I was asked to complete a questionnaire and answer a handful of short multiple-choice questions; I noted that I was lost but not injured. Apple said that because the user may be in a distressed state, a questionnaire helps gather critical information faster. (It’s the same set of questions a 911 dispatcher asks.)

“When we tested this with dispatchers in the field, they even told us that in some situations, the answers they get from the questionnaire, along with the location of the user, might be enough for them to perform a dispatch decision, early on, and that’s huge in terms of the reduction in getting help to send field responders to the user,” said Trey Forgety, systems software engineering manager. emergency at Apple.

Nearly 20 seconds later, I received confirmation that my geolocation coordinates had been sent to a dispatcher, along with my medical ID, emergency contact details, and answers to my questions. I was told to keep answers short, which may reduce the amount of data needed to transfer to the satellite and back down to a dispatcher. I was also asked to identify nearby landmarks and where I was entering the park. My total exchange lasted about four minutes.

Apple said the text size is reduced to about a third of its original size by running it through a compression algorithm. This allows the satellite to more efficiently deliver messages to ground stations around the world.

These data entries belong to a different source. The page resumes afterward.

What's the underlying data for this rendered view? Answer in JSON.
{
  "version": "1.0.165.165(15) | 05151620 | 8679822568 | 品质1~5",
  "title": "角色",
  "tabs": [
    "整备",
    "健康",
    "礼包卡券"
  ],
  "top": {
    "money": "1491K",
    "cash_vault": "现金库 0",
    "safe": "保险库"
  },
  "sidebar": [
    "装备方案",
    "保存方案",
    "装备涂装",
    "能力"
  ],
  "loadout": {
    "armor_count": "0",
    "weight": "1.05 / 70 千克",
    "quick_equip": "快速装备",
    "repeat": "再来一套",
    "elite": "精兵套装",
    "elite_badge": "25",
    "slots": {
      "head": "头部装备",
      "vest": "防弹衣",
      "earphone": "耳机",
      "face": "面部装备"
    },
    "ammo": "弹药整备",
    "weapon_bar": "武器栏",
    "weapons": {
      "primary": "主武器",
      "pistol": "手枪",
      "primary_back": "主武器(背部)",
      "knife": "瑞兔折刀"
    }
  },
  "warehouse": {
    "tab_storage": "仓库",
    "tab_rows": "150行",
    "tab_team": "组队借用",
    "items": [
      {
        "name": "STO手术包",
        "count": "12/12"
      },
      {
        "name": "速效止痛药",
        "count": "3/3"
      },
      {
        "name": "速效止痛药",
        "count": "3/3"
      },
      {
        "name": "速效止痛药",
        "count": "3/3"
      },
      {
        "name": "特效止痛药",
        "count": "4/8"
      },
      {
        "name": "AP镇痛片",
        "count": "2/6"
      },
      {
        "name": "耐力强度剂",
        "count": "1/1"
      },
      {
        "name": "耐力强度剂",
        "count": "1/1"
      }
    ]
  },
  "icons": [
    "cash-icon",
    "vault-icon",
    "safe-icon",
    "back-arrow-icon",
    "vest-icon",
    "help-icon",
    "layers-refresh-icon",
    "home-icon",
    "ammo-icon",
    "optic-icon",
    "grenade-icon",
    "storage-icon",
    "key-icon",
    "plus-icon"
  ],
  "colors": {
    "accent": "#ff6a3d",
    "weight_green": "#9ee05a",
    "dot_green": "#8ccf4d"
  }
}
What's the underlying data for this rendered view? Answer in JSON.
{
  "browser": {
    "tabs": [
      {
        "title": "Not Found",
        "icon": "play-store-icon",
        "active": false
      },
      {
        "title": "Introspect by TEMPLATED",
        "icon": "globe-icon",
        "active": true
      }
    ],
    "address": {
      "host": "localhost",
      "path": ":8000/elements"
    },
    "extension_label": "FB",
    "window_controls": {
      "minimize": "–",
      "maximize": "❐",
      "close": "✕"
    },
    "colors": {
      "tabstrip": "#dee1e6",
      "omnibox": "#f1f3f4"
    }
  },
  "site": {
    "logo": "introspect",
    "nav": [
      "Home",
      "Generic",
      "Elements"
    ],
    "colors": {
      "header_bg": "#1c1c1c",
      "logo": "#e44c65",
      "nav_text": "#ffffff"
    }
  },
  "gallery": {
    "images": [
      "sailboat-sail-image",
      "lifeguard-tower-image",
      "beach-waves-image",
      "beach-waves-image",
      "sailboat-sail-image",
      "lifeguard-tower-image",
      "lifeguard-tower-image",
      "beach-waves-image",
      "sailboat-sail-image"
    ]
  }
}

Once received, text messages are sent to local emergency services or a relay center with Apple-trained emergency specialists who can dispatch help.

But even in a city, I lost access to the satellite several times when I was not in clear view of the sky. A grayscale circle with a green signal image appeared when connected but turns yellow when conditions are poor and red when connectivity is lost. I walked about 200 feet from my original position to find a satellite. Once there, I held the device naturally in my hand; Apple said there’s no need to turn it up or wave it.

“Because satellites move around, the phone may sometimes need to move from one satellite to another, and there may be short intervals where no satellite is available,” Mathias said. “The phone knows this and will make it very clear to the user that there is such a discrepancy and let them know when the next satellite is available.”

When it works, the life-saving potential of such functionality is obvious. But there is a few caveats. For starters, it’s text only; users will need to physically have the device in hand to start a trade, which is not always possible in the event of an injury. The tool does, however, work with the collision detection feature of the iPhone 14 and Apple Watch, so it can automatically call emergency services or send coordinates to a dispatcher when a user is unconscious. or unable to reach their iPhone.

For now, the Satellite Emergency SOS only works in English, Spanish and French, although the splitters have professional interpreting services available for many other languages. Apple said it also might not work in all regions, such as locations above 62° latitude, including parts of northern Canada and Alaska.

For iPhone 14 users who want to see how the tool works and test the process of finding a satellite, a demo is now available in Settings under “Emergency SOS via Satellite”. Apple said the feature is available for free for two years, then it will reassess the offering based on what it learns about usage during that time.